Boise (/bɔɪz/ BOYZ) is a neighborhood in the North and Northeast sections of Portland, Oregon. It is officially bounded by Interstate 5 on the west, N Skidmore St. on the north, NE Rodney Ave. on the east, and N Kerby St. and NE Fremont St. on the south. The southern portion of N Mississippi Ave. forms the commercial core of the area. The neighborhood was named in honor of Reuben P. Boise, a Portland School Board member during the 1850s.

In the mid-20th century, Boise residents included a high percentage of African Americans, relative to other Portland neighborhoods. This changed rapidly in the 2000s. The 2000 Census recorded 48% of the population identifying as Black or African American, either alone or mixed with another race. By the time of the 2010 Census, this number had fallen to 26.6%, largely supplanted by Whites. This demographic change has accompanied rapid development and gentrification in the neighborhood.
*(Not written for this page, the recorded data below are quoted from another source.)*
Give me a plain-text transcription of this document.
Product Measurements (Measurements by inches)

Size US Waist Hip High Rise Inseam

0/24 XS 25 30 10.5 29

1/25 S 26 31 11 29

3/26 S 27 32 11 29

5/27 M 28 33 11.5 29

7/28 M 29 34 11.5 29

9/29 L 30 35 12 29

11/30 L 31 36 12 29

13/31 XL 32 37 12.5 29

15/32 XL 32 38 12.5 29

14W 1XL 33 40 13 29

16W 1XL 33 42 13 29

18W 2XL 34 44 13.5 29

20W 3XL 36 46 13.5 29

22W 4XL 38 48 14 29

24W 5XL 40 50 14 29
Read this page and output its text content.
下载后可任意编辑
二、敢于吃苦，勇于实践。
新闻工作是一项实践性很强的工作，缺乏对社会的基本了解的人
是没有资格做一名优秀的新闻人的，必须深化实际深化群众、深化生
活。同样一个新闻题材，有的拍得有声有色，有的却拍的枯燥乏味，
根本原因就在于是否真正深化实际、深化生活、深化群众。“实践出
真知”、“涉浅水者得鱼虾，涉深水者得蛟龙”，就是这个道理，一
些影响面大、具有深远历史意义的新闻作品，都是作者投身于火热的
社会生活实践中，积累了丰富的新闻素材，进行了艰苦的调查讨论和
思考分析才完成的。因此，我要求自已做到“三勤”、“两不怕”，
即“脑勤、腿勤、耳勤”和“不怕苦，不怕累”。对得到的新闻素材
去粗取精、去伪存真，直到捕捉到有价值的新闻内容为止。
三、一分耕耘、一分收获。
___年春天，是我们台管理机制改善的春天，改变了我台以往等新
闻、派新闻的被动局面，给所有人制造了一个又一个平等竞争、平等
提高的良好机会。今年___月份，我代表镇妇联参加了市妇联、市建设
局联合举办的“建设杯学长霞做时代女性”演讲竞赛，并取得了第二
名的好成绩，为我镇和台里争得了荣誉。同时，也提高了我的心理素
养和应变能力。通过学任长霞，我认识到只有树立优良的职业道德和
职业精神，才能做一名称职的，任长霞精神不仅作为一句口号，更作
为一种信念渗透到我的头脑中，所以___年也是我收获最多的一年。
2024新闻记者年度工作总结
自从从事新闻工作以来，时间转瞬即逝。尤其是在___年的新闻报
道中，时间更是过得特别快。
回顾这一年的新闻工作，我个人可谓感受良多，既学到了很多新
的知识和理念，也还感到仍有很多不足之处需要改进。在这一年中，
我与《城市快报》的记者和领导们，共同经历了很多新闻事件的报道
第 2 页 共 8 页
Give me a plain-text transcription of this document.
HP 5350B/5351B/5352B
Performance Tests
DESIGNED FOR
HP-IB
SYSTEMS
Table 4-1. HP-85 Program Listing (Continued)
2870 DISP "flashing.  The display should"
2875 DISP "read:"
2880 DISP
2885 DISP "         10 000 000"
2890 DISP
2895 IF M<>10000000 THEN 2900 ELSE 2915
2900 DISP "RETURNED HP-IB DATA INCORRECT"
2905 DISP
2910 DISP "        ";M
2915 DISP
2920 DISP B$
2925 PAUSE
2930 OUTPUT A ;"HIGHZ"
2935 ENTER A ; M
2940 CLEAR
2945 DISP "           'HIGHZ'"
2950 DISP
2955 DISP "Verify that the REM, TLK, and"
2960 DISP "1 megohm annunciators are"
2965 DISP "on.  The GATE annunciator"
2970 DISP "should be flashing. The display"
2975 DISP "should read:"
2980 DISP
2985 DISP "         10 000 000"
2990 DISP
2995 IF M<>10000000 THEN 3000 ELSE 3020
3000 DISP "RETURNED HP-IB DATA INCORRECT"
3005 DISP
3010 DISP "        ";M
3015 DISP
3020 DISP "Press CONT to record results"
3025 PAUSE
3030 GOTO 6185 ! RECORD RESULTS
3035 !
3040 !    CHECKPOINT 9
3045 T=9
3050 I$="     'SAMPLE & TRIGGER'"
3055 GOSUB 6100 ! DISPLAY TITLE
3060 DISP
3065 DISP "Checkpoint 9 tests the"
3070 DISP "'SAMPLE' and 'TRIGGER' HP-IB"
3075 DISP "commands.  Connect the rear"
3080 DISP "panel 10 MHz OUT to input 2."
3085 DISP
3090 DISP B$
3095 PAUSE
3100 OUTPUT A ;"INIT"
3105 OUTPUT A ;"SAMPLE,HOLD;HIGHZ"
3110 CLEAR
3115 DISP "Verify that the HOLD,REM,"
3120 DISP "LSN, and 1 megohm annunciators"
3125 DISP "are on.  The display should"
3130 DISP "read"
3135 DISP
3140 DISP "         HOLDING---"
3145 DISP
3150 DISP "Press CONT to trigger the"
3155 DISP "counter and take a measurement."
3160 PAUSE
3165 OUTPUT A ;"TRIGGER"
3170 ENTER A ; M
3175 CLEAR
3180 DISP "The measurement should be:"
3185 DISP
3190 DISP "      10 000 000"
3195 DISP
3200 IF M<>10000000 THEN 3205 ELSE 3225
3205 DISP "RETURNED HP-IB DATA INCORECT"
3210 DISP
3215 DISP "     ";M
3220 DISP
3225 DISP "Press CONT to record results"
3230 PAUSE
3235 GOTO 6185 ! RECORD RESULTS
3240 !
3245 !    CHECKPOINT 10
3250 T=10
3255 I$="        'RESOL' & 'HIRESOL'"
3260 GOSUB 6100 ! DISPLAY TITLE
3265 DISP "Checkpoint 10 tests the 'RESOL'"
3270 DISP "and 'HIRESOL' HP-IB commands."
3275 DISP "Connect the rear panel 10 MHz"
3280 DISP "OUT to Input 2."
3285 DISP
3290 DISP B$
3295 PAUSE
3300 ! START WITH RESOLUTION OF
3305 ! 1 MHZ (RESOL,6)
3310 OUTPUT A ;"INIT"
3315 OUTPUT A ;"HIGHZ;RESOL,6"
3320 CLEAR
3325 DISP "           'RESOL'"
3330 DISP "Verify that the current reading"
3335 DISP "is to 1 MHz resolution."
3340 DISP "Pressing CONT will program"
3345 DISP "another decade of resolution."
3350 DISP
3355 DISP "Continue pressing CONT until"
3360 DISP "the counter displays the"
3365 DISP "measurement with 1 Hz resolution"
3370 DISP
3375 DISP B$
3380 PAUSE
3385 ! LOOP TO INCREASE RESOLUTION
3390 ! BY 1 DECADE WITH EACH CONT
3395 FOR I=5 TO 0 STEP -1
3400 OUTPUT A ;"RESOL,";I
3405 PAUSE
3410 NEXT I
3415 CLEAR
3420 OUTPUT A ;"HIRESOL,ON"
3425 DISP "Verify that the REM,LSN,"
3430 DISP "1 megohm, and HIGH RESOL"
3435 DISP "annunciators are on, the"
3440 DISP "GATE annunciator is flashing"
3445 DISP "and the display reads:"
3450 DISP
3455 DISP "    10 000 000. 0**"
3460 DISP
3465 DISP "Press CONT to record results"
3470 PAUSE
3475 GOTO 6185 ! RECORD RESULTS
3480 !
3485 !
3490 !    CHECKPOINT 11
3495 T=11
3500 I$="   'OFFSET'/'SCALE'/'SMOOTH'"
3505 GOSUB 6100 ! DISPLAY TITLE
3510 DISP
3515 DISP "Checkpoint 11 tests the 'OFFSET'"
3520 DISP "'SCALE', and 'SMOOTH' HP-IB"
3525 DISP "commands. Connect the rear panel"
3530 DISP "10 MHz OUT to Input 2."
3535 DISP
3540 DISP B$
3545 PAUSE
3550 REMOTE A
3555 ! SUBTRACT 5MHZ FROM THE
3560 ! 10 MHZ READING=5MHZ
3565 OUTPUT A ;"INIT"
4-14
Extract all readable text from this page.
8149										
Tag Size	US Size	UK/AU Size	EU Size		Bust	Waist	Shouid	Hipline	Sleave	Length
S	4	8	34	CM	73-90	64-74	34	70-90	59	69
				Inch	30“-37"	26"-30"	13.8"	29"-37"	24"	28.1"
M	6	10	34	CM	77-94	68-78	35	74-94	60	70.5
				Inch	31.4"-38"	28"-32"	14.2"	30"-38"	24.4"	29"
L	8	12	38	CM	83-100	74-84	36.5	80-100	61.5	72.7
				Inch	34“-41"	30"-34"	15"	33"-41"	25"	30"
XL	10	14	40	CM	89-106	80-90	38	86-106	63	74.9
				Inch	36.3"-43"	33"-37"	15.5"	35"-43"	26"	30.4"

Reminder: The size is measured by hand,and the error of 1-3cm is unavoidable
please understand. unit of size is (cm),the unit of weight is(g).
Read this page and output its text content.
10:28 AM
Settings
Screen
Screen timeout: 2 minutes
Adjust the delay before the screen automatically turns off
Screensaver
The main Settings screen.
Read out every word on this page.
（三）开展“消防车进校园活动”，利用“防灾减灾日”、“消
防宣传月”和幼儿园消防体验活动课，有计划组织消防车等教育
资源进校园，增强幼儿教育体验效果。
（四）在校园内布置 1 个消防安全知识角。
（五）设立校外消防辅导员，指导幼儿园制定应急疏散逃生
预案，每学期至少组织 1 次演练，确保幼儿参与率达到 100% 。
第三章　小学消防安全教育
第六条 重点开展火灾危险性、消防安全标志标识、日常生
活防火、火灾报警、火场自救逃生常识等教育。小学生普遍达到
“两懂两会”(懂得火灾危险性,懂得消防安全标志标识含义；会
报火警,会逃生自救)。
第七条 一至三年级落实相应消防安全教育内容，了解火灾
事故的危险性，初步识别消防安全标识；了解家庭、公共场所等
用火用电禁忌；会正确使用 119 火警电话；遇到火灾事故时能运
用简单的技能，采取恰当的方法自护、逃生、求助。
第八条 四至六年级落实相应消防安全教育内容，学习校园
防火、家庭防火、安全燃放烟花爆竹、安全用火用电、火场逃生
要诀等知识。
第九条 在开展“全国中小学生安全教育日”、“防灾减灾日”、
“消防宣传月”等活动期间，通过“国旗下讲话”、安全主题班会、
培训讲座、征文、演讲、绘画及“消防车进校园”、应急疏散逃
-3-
Unthank Park is located in Boise.

== Demographics ==
In 2020, 4,660 people lived in Boise, up 41% from 3,311 in 2010, up 6% from 3,119 in 2000. 68% of people identified as white, 13.9% as Black or African American, 6.4% as Asian, 3.3% as American Indian or Alaska Native, 0.7% as Native Hawaiian or Pacific Islander, and 8.4% as some other race. 11.2% identified as Hispanic or Latino (any race). The median age in Boise was 33.6. The median household income was listed at $91,000 and 21% of the neighborhood was covered by tree canopy. 67% of residents voted in the 2020 general election.